Her primary foe is a rapidly declining society, but like in Margaret Atwood’s The Handmaid’s Tale, Lauren is also up against increasingly patriarchal institutions. In a world where corporations begin to own entire cities, it’s harder for people of color to find safe housing and jobs are especially scarce for women. While marriage itself offers few real benefits anymore, interracial marriage is still a potentially dangerous choice for some characters.

Butler simultaneously confronts a myriad of oppressions and portrays her black protagonist’s success as not only the result of determination, intelligence and bravery—but also her “hyperempathy” for others and an intense belief in the concept of “change.” As Lauren says in the novel:

Embrace diversity. Unite—or be divided, robbed, ruled, killed by those who see you as prey. Embrace diversity, or be destroyed.

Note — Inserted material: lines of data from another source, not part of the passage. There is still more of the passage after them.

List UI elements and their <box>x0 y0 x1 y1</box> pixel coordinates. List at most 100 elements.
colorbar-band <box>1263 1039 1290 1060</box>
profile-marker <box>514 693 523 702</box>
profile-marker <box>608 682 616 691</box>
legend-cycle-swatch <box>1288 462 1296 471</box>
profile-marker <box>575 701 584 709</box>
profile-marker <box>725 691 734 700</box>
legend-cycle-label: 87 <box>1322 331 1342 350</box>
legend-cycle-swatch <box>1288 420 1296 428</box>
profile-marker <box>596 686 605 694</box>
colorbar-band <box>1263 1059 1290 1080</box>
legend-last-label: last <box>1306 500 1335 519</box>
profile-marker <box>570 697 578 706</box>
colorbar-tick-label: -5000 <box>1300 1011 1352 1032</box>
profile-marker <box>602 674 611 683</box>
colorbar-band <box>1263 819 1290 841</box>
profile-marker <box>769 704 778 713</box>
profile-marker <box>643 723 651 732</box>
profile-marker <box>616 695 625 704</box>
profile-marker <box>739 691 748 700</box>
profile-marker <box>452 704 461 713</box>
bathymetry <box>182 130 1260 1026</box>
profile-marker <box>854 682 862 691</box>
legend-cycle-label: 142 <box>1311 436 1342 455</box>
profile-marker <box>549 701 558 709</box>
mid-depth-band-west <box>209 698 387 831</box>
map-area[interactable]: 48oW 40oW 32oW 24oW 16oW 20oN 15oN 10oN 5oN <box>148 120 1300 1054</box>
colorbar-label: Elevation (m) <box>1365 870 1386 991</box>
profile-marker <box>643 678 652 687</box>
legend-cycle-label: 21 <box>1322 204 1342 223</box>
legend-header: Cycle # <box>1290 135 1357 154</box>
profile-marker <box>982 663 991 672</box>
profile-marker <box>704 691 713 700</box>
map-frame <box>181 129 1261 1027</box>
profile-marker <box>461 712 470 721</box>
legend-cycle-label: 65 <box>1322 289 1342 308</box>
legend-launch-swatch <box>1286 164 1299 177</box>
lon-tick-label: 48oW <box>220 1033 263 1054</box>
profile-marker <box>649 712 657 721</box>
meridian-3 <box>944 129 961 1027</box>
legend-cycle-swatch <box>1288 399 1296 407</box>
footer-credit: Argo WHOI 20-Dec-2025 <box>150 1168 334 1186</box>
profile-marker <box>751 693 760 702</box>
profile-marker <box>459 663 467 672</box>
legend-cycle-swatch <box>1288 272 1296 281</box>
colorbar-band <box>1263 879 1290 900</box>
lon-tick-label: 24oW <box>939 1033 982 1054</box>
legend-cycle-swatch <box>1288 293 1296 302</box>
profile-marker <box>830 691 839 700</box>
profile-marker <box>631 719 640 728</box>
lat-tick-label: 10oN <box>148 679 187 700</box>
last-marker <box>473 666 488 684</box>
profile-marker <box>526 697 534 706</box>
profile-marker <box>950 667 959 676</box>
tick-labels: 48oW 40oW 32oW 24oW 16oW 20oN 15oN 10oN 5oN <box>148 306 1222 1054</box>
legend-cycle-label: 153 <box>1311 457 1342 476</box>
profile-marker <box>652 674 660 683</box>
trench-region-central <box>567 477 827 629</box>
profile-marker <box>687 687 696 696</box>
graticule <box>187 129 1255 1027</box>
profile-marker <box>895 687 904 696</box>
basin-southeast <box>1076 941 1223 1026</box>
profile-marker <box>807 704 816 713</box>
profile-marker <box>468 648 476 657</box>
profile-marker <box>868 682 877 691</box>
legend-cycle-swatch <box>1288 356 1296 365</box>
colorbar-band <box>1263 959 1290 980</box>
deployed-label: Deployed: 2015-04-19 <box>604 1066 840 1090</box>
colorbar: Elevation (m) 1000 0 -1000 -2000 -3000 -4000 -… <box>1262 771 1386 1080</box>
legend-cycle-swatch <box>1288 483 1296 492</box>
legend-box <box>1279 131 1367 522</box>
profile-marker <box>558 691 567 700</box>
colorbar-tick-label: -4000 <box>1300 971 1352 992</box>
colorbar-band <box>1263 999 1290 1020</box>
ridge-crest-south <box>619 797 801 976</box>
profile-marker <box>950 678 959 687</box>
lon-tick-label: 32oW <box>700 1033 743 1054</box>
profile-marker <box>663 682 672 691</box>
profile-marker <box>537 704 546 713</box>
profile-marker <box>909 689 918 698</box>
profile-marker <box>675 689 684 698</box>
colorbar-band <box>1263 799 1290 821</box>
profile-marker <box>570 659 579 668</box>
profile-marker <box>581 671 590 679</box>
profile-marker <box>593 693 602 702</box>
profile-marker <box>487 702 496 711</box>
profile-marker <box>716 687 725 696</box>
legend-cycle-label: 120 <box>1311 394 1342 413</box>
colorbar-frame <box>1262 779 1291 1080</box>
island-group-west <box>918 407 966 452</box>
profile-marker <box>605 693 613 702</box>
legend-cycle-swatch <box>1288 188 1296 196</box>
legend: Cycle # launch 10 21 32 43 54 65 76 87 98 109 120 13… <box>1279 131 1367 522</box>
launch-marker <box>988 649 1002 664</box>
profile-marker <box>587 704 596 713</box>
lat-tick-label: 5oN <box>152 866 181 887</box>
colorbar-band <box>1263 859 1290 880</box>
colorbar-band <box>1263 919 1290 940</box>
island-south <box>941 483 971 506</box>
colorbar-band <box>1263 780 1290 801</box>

This is how Butler weaves a variety of issues into her narrative, without zeroing in explicitly on any one of them. And though “hyperempathy” may seem a heavy concept, consider that the current crop of blockbusters do not hesitate to show kids killing one another in the name of capitalism, violently thwarting monsters to escape the maze of adolescence, and even murdering babies.

It seems then that youth could benefit from a more honest investigation of what a world of increased oppression might really look like, or at least a more resonant reflection of the world in which they already live.

Imran Siddiquee is a writer and filmmaker living in Philadelphia.